In the interest of full disclosure, I confess that because we are here only for two days and don’t want to buy fishing licenses, our angling was limited to the pond.  Here we are in the midst of some of the best fly fishing in the country and what do we do - picture this: me sitting in my camp chair, chocolate chip cookie in left hand, glass of wine in right hand, two fishing lines out in the pond catching miniscule bluegills and humongous crawdads, relaxation complete.

Sunday morning was truly the very first awakening of the journey that was not immediately followed by scrambling to hook up and leave or rush off to see someone or attend to chores - bliss!  Further bliss filled the day as we dipped and lounged at Pagosa Hot Springs - all day long. 


At one point, Chris wondered aloud if our last name was Riley.  I agreed that it must be because we certainly are living the life of (the younger readers will likely not understand that reference). 

On the way home, I could scarcely move a muscle.  When I whined about being exhausted, Chris' opinion was that I was just relaxed.  Good grief - has it been so long since I was relaxed that I don’t even recognize the condition?!
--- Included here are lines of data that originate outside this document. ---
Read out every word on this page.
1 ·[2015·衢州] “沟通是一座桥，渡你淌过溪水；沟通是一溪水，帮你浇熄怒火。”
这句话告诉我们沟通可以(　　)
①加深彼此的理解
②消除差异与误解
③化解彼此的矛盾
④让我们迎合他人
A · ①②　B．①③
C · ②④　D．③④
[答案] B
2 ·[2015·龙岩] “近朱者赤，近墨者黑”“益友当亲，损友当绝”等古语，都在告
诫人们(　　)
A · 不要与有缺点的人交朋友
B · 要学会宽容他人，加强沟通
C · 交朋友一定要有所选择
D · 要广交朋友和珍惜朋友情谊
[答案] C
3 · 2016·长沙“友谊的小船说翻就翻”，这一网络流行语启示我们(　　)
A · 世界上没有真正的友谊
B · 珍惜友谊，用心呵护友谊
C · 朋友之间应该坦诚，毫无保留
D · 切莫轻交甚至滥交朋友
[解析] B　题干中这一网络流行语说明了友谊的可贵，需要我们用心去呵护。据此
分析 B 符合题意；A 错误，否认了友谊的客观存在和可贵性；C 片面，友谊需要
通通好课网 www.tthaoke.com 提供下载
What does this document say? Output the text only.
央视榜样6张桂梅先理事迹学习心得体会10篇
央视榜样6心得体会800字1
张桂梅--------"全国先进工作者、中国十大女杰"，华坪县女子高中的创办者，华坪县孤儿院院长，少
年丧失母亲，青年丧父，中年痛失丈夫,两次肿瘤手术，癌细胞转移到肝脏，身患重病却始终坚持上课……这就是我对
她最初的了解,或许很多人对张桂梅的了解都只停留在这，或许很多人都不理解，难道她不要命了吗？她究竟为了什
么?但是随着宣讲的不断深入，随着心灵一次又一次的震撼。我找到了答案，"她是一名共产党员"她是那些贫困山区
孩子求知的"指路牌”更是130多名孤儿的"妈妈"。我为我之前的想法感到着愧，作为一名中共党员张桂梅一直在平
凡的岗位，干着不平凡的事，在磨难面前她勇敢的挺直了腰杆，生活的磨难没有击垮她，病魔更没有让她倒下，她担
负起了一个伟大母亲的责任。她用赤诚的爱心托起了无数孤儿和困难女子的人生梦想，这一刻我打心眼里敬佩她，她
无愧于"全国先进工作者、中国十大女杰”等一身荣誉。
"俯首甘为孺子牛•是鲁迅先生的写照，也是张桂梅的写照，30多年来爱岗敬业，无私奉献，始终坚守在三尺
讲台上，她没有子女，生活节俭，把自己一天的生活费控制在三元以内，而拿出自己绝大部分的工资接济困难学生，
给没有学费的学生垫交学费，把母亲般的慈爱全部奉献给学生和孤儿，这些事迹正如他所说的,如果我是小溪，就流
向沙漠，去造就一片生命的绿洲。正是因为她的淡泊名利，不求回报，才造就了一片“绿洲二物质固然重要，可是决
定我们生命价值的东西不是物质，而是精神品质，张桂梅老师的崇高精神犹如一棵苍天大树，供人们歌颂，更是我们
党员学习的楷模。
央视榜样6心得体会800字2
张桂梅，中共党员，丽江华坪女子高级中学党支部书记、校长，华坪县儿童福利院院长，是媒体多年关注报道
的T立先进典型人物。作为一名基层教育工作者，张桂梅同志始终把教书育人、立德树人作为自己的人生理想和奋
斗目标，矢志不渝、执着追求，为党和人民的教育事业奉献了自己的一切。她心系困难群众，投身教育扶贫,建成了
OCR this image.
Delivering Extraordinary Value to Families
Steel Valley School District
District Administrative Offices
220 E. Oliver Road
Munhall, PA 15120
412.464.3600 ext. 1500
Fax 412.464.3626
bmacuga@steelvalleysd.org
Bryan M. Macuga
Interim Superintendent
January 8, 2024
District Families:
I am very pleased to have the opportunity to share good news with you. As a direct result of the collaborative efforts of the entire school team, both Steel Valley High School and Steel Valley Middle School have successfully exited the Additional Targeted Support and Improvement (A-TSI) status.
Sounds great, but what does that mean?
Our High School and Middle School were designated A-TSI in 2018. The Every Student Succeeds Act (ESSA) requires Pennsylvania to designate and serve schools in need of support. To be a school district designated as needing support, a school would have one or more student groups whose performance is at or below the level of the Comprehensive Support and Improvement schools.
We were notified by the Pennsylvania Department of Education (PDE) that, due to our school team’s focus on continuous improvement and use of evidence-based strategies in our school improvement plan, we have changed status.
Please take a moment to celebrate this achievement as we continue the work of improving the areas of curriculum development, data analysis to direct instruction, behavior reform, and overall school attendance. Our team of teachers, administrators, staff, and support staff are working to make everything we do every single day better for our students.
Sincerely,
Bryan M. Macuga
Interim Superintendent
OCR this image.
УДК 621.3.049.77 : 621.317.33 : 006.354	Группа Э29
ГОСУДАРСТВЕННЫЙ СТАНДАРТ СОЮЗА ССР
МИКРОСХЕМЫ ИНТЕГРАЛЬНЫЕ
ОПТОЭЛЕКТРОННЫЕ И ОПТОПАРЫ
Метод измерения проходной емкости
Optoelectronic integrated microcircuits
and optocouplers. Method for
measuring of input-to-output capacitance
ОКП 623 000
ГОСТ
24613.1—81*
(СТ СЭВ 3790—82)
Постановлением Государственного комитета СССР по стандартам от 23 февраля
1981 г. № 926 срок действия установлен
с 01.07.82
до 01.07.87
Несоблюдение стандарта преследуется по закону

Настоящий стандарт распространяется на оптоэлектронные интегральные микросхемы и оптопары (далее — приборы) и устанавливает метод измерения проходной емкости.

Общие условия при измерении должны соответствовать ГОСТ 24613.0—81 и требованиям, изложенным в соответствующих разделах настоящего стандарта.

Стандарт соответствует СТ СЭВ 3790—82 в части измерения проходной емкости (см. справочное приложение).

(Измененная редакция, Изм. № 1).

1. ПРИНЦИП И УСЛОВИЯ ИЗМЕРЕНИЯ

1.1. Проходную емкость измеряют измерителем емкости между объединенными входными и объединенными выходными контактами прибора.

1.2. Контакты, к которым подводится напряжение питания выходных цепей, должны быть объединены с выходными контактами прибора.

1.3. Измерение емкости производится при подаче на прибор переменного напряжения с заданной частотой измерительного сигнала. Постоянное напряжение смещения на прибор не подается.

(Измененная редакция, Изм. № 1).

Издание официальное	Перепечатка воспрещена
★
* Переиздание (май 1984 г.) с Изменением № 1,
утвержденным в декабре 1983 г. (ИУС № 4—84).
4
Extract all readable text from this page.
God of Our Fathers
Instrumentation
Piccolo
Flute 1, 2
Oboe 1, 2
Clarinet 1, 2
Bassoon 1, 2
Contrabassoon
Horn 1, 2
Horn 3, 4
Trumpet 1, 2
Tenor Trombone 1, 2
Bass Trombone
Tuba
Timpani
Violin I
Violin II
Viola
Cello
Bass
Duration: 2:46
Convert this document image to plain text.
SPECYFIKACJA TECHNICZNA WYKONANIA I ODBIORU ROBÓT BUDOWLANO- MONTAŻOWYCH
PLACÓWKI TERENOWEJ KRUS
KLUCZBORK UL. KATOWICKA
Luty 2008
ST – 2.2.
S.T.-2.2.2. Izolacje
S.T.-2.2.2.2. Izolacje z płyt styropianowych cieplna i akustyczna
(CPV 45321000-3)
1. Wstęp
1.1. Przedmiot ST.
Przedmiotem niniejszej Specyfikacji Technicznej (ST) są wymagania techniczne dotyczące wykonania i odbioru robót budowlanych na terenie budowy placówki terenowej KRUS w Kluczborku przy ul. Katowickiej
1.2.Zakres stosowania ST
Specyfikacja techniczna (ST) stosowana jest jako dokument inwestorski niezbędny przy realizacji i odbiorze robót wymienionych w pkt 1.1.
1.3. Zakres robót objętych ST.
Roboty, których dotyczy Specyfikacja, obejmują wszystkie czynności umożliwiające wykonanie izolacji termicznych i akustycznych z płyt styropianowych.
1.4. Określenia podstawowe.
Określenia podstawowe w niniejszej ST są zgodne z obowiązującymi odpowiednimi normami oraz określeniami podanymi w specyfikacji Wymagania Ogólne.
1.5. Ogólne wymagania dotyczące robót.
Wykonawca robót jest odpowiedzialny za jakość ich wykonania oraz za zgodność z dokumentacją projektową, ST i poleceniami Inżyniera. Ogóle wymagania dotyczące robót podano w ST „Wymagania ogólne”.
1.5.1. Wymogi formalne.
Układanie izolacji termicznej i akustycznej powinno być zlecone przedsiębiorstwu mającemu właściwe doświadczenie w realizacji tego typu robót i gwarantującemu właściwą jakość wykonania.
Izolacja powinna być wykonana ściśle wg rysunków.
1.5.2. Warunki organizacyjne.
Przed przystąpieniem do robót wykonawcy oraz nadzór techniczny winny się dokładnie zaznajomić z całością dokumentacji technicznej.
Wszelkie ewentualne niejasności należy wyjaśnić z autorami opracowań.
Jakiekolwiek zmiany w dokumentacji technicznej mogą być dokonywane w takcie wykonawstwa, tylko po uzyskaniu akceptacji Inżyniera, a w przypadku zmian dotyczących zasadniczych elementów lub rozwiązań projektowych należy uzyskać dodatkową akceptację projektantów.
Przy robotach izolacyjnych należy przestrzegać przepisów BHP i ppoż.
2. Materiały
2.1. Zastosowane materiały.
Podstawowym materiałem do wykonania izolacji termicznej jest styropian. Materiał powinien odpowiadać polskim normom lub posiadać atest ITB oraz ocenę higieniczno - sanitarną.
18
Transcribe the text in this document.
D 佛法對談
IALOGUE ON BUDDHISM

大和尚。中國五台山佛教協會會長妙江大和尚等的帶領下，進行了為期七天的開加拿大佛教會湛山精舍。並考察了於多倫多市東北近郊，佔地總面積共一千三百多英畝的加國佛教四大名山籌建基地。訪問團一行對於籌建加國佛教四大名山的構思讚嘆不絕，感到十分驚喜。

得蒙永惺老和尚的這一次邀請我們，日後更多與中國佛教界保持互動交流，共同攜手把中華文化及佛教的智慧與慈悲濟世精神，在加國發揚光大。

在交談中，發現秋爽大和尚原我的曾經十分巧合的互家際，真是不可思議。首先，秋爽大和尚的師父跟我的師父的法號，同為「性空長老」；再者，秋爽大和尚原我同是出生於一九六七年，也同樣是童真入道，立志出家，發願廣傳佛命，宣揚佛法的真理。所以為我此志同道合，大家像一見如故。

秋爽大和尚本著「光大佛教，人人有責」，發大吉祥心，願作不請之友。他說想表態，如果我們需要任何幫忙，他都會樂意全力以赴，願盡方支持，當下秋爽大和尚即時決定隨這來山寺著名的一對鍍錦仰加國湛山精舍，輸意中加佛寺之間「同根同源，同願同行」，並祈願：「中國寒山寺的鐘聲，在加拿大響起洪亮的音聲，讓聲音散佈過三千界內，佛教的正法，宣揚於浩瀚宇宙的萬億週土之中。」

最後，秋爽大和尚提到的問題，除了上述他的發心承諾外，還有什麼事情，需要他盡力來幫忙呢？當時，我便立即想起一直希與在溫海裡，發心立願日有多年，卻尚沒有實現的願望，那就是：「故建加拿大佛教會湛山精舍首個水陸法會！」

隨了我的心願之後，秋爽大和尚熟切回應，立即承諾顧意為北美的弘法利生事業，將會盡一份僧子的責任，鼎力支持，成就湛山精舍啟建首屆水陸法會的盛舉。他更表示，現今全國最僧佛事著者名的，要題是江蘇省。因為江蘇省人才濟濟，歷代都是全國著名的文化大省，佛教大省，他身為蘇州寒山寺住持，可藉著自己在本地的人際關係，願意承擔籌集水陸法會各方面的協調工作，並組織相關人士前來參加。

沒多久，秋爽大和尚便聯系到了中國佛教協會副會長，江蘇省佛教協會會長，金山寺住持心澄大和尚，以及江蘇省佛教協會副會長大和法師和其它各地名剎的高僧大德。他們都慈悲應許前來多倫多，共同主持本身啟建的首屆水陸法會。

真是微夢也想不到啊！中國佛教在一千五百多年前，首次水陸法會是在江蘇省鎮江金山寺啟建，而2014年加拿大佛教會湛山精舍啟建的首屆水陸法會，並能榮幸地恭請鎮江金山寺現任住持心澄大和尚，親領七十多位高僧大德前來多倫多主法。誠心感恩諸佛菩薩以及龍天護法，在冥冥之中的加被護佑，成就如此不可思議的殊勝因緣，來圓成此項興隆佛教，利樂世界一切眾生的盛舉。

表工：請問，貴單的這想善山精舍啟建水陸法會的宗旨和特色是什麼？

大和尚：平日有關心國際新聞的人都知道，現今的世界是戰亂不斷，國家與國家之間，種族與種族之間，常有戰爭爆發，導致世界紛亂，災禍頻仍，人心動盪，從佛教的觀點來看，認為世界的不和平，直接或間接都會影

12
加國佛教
Birds here so far are trumpeter swan, gadwall, American wigeon, mallard, coot, brewer’s blackbird, western scrub jay, crow, red-winged blackbird, gray-headed dark-eyed junco, common merganser, black-chinned hummingbird, broad-tailed hummingbird, western tanager, Townsend's warbler, Wilson's warbler, belted kingfisher, barn swallow, pine siskin, robin, crow, great blue heron, black-billed magpie, brown-headed cowbird, raven, Eurasian collared dove, pinyon jay and house sparrow.  Amazing what you see when you bother to look.

The swans have three large young, the same as a previous time we saw them.  I was very excited to see the flocks of common mergansers swimming upriver right at our campsite - such distinctive birds!